RACHEL MARTIN, HOST:
We're going to mark an anniversary now. Exactly 100 years ago today, one of America's greatest patriotic anthems was first published.
(SOUNDBITE OF SONG, "OVER THERE")
BILLY MURRAY: (Singing) Over there, over there, send the word, send the word over there.
MARTIN: "Over There" was an early response to America's entry into the First World War, and it became one of the biggest hits ever for the legendary George M. Cohan.
GERRY HEROUX: He was, at one point, known as the king of Broadway.
MARTIN: That's Gerry Heroux of the University of Rhode Island Department of Music.
STEVE INSKEEP, HOST:
Now, legend has it that George M. Cohan wrote "Over There" in a moment of inspiration on a train ride from New Rochelle to New York City after seeing a headline about the war in the newspaper. According to the accounts of his children, he first performed this song for his family, using some wartime props - a tin pan for a helmet, a broomstick for a gun, which terrified his kids.
HEROUX: He actually performed it for some soldiers in a camp. They were kind of indifferent to it. They probably had a lot more on their minds than just listening to some guy singing a song. But it seems like everyone else really liked it.
MARTIN: "Over There" was eventually published on June 1, 1917, and the sheet music sales exploded.
HEROUX: He combined lots of different things, including a little bit of African-American ragtime, march music like John Philip Sousa, Irish reels and jigs and so forth. Anything went into that melting pot. And so to have this really American-sounding song encouraging Americans to go and save the world was probably quite electric.
MARTIN: And luckily for George M. Cohan, by 1917, phonographs were a part of more and more families' homes in America.
INSKEEP: Those were like iTunes but a little bit larger...
MARTIN: Right.
INSKEEP: ...More boxy.
MARTIN: Just a bit. Again, Gerry Heroux.
HEROUX: Nora Bayes, who was a well-known singer at the time, she recorded it.
(SOUNDBITE OF SONG, "OVER THERE")
NORA BAYES: (Singing) Johnnie, get your gun, get your gun, get your gun. Take it on the run, on the run, on the run.

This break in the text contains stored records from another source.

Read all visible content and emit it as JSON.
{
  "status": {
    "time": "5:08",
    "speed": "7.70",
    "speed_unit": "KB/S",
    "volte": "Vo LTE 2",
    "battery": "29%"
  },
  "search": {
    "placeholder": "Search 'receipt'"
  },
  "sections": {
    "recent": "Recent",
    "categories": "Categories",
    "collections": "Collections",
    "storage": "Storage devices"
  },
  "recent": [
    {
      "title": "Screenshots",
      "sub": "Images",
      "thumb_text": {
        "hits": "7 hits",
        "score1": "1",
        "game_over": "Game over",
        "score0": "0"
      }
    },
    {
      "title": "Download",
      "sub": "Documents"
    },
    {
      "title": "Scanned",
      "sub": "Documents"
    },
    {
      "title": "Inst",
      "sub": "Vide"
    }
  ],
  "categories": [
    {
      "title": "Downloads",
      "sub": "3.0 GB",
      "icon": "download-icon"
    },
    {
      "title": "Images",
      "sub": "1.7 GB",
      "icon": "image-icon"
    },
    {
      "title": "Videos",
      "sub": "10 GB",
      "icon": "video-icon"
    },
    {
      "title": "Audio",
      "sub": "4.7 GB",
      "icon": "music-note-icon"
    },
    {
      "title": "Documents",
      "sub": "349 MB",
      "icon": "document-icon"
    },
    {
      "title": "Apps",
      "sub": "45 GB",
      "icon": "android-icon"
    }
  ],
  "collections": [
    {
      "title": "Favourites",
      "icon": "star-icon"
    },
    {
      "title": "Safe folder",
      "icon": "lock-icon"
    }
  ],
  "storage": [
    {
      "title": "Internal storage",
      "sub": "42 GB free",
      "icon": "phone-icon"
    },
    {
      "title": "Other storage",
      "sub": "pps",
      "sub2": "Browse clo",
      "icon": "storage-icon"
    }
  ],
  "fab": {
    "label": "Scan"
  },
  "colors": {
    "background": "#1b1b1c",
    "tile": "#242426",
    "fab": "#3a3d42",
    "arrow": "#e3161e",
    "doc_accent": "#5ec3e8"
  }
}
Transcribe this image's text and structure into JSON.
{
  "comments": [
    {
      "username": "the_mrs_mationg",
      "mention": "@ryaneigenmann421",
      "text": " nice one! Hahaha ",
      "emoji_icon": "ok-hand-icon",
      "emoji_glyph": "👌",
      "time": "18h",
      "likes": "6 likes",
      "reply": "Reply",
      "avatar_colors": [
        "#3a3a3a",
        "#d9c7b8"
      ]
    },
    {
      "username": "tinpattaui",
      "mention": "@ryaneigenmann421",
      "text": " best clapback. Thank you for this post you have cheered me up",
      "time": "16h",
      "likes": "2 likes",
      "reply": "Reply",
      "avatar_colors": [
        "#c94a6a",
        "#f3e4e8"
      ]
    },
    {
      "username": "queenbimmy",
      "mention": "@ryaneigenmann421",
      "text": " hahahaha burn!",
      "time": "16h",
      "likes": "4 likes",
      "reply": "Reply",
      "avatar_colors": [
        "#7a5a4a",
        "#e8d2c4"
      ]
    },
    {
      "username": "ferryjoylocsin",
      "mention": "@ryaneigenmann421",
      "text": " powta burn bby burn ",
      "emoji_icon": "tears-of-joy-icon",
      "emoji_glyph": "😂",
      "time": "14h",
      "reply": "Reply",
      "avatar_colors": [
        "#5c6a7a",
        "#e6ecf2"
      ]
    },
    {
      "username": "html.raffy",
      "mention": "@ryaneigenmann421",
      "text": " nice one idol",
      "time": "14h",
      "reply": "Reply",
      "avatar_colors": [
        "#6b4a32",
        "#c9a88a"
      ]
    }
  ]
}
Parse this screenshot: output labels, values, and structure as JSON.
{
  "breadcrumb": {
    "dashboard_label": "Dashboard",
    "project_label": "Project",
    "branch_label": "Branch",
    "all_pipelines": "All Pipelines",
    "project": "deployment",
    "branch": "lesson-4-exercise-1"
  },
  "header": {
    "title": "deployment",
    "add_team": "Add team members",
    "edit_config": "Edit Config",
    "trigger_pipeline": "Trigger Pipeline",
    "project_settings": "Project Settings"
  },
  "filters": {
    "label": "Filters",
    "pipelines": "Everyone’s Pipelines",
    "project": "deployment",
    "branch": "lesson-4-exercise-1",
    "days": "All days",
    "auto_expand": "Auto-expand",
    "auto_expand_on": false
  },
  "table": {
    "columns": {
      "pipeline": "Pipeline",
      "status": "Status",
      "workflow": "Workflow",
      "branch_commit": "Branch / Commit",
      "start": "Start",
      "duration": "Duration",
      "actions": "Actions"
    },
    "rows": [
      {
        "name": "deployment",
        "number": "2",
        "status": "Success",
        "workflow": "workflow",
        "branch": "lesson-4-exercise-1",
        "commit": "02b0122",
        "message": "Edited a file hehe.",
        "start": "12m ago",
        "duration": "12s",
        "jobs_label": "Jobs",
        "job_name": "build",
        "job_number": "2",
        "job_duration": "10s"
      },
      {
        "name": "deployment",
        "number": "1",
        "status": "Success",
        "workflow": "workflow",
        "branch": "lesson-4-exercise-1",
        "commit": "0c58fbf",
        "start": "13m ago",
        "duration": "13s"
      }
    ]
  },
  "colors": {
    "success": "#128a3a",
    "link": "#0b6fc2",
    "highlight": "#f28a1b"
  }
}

HEROUX: It would have been one of the earliest big hits in the phonographic era.
(SOUNDBITE OF SONG, "OVER THERE")
BAYES: (Singing) Everyone for liberty.
INSKEEP: Singers all over the country recorded their own versions, among them the leading opera star of the day, Enrico Caruso. He tried to curb his Italian accent for this most American of songs by recruiting his wife to coach him through every syllable.
(SOUNDBITE OF SONG, "OVER THERE")
ENRICO CARUSO: (Singing) That the boys are coming, the boys are coming, the drums rum-tumming everywhere. So prepare...
MARTIN: In recognition of George M. Cohan's achievement, President Franklin D. Roosevelt made him the first entertainer ever to receive a Congressional Gold Medal in 1936.